But something did happen, it’s clear, though we don’t yet know what, and maybe never will. And now my life is bound up with the kind of questions I can’t bear to ask.
I hate this baby for that, although I’m too ashamed to tell anyone, by which I suppose I mean Luke, who loves the baby, in a painful, protective way.
A creature was formed, whom her father and I named Gabriella. A creature who will never do anything good, never contribute, never enlighten, never improve the world into which she was born. A creature who will only be a drone and a failure—a joyless obligation to others.
And because there is this Gabriella, because I have brought this Gabriella into the world, I am no longer in control of my life. Nothing before could ever overcome me. I could think my way clear of every obstacle. No matter how bad a case, if there was any angle at all, I’d come up with it.
The woman who takes care of the baby, Mrs. Foote, still insists that’s she’s just the best baby in the world. She constantly talks to her, jangles keys in an effort to stimulate her, insists on taking her out for the four hours of fresh air daily that Dr. Spock deems advisory. Mrs. Foote is a find, a marvel. I marvel over her all the time, how it is that she just refuses to give up on that baby. There’s something so soothing about her persistence in the illusion of normalcy. She’s balm for my nerves.
Mrs. Foote is, of all things, a Jehovah’s Witness. Very occasionally she’ll slip into a proselytizing mode, start quoting from the Bible about the great things that are a-coming. But she doesn’t press. Years of experience have taught her to judge when a person is likely to slam the door in her face. And I am, of course, just the kind of person to slam the door in a Witness’s face.
Mrs. Foote has completely taken over for me, sees that I can’t deal with the baby anymore, can’t even hold it. She and Luke together manage without me.
She mothers me as well, likes “to do” for me, as she puts it.
I used to resent people’s trying “to do” for me. There’s no doubt about the fact that I tend to bring out the mother in people. It’s a matter of my appearance. I still look about twelve years old, even when I dress up like a lawyer. I’m still puny. I’ve always been able to eat anything I want and stay skinny. At college my two roommates, who both had weight problems, would go nuts watching me go through my KitKats and other assorted junk. Every night I’d sit down to my books and my junk food, and listen to my two roommates—who were always nibbling on things like carrots and celery stalks—groan about the unfairness of life.

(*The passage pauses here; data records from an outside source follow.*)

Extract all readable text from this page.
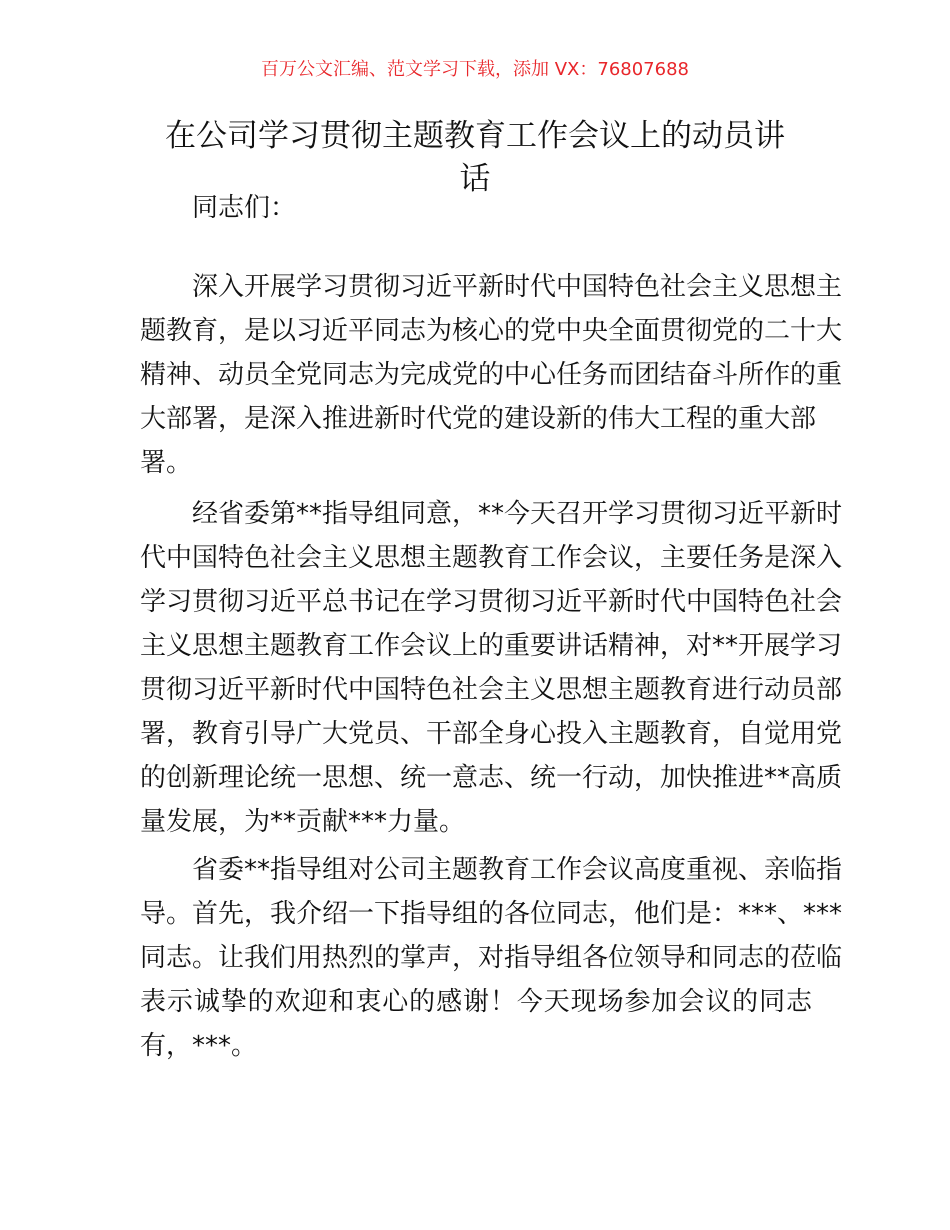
百万公文汇编、范文学习下载，添加 VX：76807688
在公司学习贯彻主题教育工作会议上的动员讲
话
同志们：
深入开展学习贯彻习近平新时代中国特色社会主义思想主
题教育，是以习近平同志为核心的党中央全面贯彻党的二十大
精神、动员全党同志为完成党的中心任务而团结奋斗所作的重
大部署，是深入推进新时代党的建设新的伟大工程的重大部
署。
经省委第**指导组同意，**今天召开学习贯彻习近平新时
代中国特色社会主义思想主题教育工作会议，主要任务是深入
学习贯彻习近平总书记在学习贯彻习近平新时代中国特色社会
主义思想主题教育工作会议上的重要讲话精神，对**开展学习
贯彻习近平新时代中国特色社会主义思想主题教育进行动员部
署，教育引导广大党员、干部全身心投入主题教育，自觉用党
的创新理论统一思想、统一意志、统一行动，加快推进**高质
量发展，为**贡献***力量。
省委**指导组对公司主题教育工作会议高度重视、亲临指
导。首先，我介绍一下指导组的各位同志，他们是：***、***
同志。让我们用热烈的掌声，对指导组各位领导和同志的莅临
表示诚挚的欢迎和衷心的感谢！今天现场参加会议的同志
有，***。
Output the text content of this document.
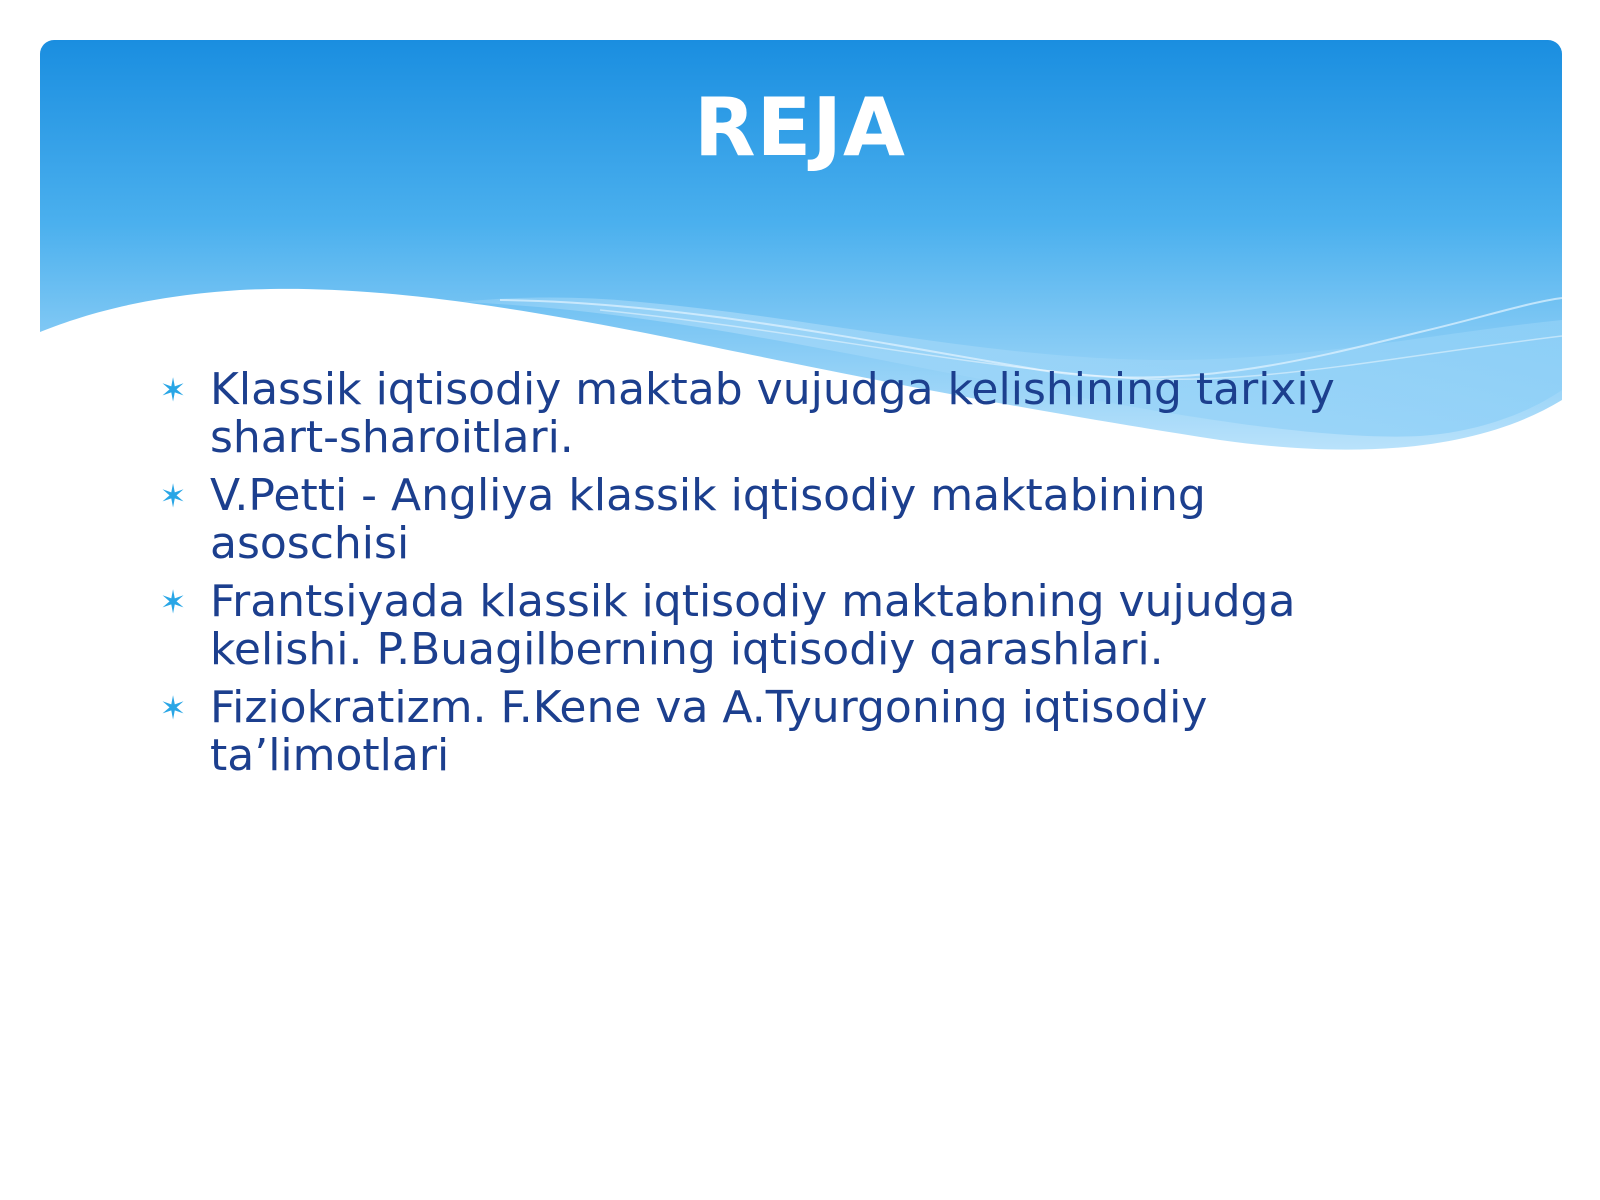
REJA
✶ Klassik iqtisodiy maktab vujudga kelishining tarixiy shart-sharoitlari.
✶ V.Petti - Angliya klassik iqtisodiy maktabining asoschisi
✶ Frantsiyada klassik iqtisodiy maktabning vujudga kelishi. P.Buagilberning iqtisodiy qarashlari.
✶ Fiziokratizm. F.Kene va A.Tyurgoning iqtisodiy ta’limotlari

I was a kid who didn’t look like a kid, and now I’m a grown-up who doesn’t look like a grownup, so people have always been trying “to do” for me, one way or another.
And then there’s the indelible pathos of my face, that reads like a subtext, as the French philosophers say, subverting all my overt aggressiveness.
The baby has my eyes. Her empty eyes are rabbinical eyes. Huge, heavy-lidded, bruised, and sad.
I remember Luke’s leaning over me in the recovery room, as I came out of anaesthesia. I had had a C-section, my frame too narrow for a natural birth. But the obstetrician insists that everything went normally.
“My darling girl,” Luke was saying to me as I opened my eyes. “My darling girl,” he kept repeating to me.
And then his voice went soft with wonder. “Do you know? Our daughter has the rabbinical eyes.”
If only I knew what’s wrong with her, what went wrong. I’d know what to expect. If she’s bad enough, we can just put her in an institution, and then forget that she ever was.
I’d think it was the curse of my family that had somehow done it to us.
“May you, too, have a child that causes you such grief.”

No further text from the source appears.